Peki, kısıtlamalar, çocuk ve genç erişkinler üzerinde hangi fiziksel sorunları ortaya çıkarabilir?
1- Özellikle oyun grubu dediğimiz 2-10 yaş aralığındaki çocuklarda parklar hem bir eğlence hem de fizyolojik gelişimleri için bir zorunluluktur. Burada hem kasları kuvvetlenir hem de denge ve ince motor becerileri gelişir. Maalesef pandemi süreci, bu yaş grubunda motor gelişimi olumsuz olarak etkiledi.
2- 10-15 yaş grubu içinse gerek okullarda gerekse özel kulüplerde yaptıkları amatör ya da profesyonel spor aktiviteleri, bu 4 aylık süreçte sekteye uğradı. Her ne kadar ev egzersizleriyle bu dönem atlatılamaya çalışılsa da genel kondisyon ve otonom beceri aktiviteleri geriledi.
3- Yine 10-15 yaş aralığında, boy uzamasının hızlı olması nedeniyle sağlıklı omurga kompozisyonunun oluşması için omurgaya binmesi gereken yükler binmedi.

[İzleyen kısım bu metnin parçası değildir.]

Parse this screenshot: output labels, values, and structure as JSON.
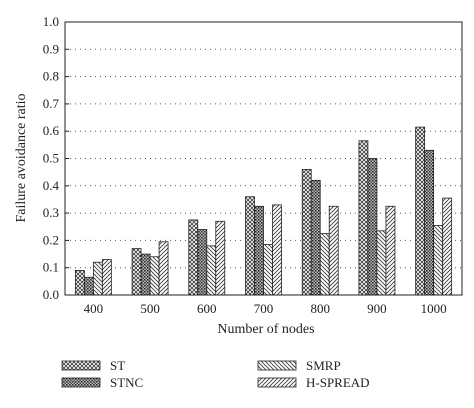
{
  "chart_data": {
    "type": "bar",
    "xlabel": "Number of nodes",
    "ylabel": "Failure avoidance ratio",
    "ylim": [
      0,
      1.0
    ],
    "yticks": [
      "0.0",
      "0.1",
      "0.2",
      "0.3",
      "0.4",
      "0.5",
      "0.6",
      "0.7",
      "0.8",
      "0.9",
      "1.0"
    ],
    "categories": [
      "400",
      "500",
      "600",
      "700",
      "800",
      "900",
      "1000"
    ],
    "grid": "horizontal dotted",
    "legend_position": "bottom",
    "series": [
      {
        "name": "ST",
        "pattern": "crosshatch-fine",
        "values": [
          0.09,
          0.17,
          0.275,
          0.36,
          0.46,
          0.565,
          0.615
        ]
      },
      {
        "name": "STNC",
        "pattern": "dense-dots",
        "values": [
          0.065,
          0.15,
          0.24,
          0.325,
          0.42,
          0.5,
          0.53
        ]
      },
      {
        "name": "SMRP",
        "pattern": "backslash",
        "values": [
          0.12,
          0.14,
          0.18,
          0.185,
          0.225,
          0.235,
          0.255
        ]
      },
      {
        "name": "H-SPREAD",
        "pattern": "slash",
        "values": [
          0.13,
          0.195,
          0.27,
          0.33,
          0.325,
          0.325,
          0.355
        ]
      }
    ]
  }
}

Bu da önümüzdeki süreçte gerek skolyoz gerekse de kifoz oluşumları için maalesef olumsuz bir sonuç doğuracaktır.
4- Çocuklarımız bu dönemi online eğitim sebebiyle ve evde yapacakları çok aktivite olmadığı için çoğunlukla ekran başında ve bilgisayar oyunları ile masa başında geçirmek zorunda kaldılar. Bu süreç, postür sorunları için oldukça büyük bir tehlike de yarattı.

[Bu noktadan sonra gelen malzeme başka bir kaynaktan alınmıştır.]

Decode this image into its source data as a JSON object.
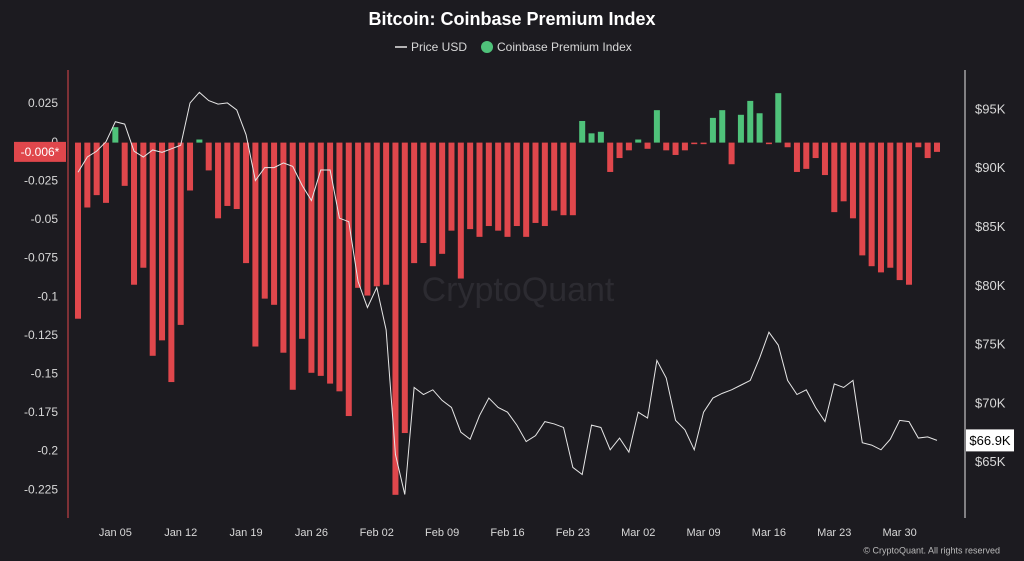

5- Fiziksel sorunların yanı sıra normal zamanda da zaten evden çıkarmakta zorluk çekilen modern dönem çocuk ve genç erişkinlerinde eve bağlılık duygusunu da artırdı.

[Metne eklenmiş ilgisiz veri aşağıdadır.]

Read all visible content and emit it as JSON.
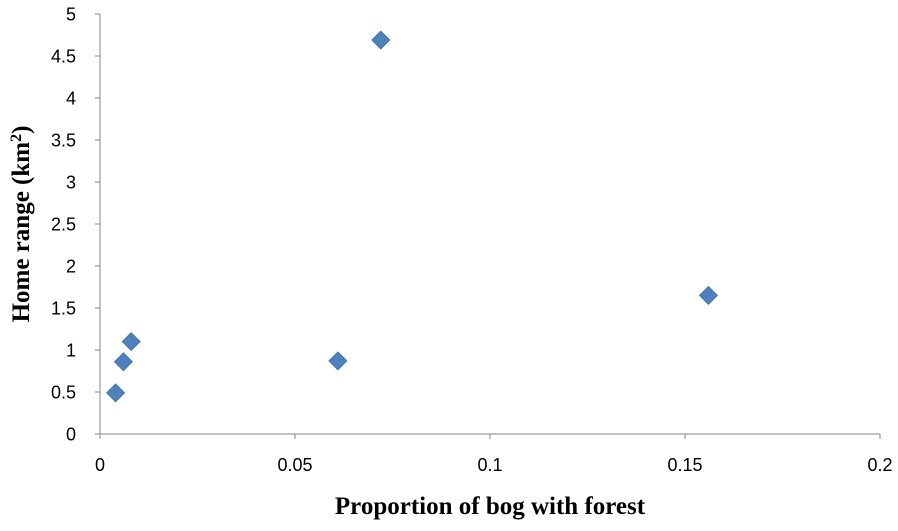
{
  "chart_data": {
    "type": "scatter",
    "title": "",
    "xlabel": "Proportion of bog with forest",
    "ylabel": "Home range (km²)",
    "xlim": [
      0,
      0.2
    ],
    "ylim": [
      0,
      5
    ],
    "x_ticks": [
      0,
      0.05,
      0.1,
      0.15,
      0.2
    ],
    "x_tick_labels": [
      "0",
      "0.05",
      "0.1",
      "0.15",
      "0.2"
    ],
    "y_ticks": [
      0,
      0.5,
      1,
      1.5,
      2,
      2.5,
      3,
      3.5,
      4,
      4.5,
      5
    ],
    "y_tick_labels": [
      "0",
      "0.5",
      "1",
      "1.5",
      "2",
      "2.5",
      "3",
      "3.5",
      "4",
      "4.5",
      "5"
    ],
    "grid": false,
    "legend": "none",
    "marker": "diamond",
    "marker_color": "#4F81BD",
    "series": [
      {
        "points": [
          {
            "x": 0.004,
            "y": 0.49
          },
          {
            "x": 0.006,
            "y": 0.86
          },
          {
            "x": 0.008,
            "y": 1.1
          },
          {
            "x": 0.061,
            "y": 0.87
          },
          {
            "x": 0.072,
            "y": 4.69
          },
          {
            "x": 0.156,
            "y": 1.65
          }
        ]
      }
    ]
  }
}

6- Ekran başında tüm aile, günlük hastalık verilerini dakika dakika izlerken çocuklarımızın üzerinde yarattığımız güvensizlik ve endişe duygularını maalesef bir miktar geri plana attık. Bu sürecin geri dönümünde, çocuklarımızın başa çıkması en zor sorunlarından birisi de bu endişe süreci olacaktır.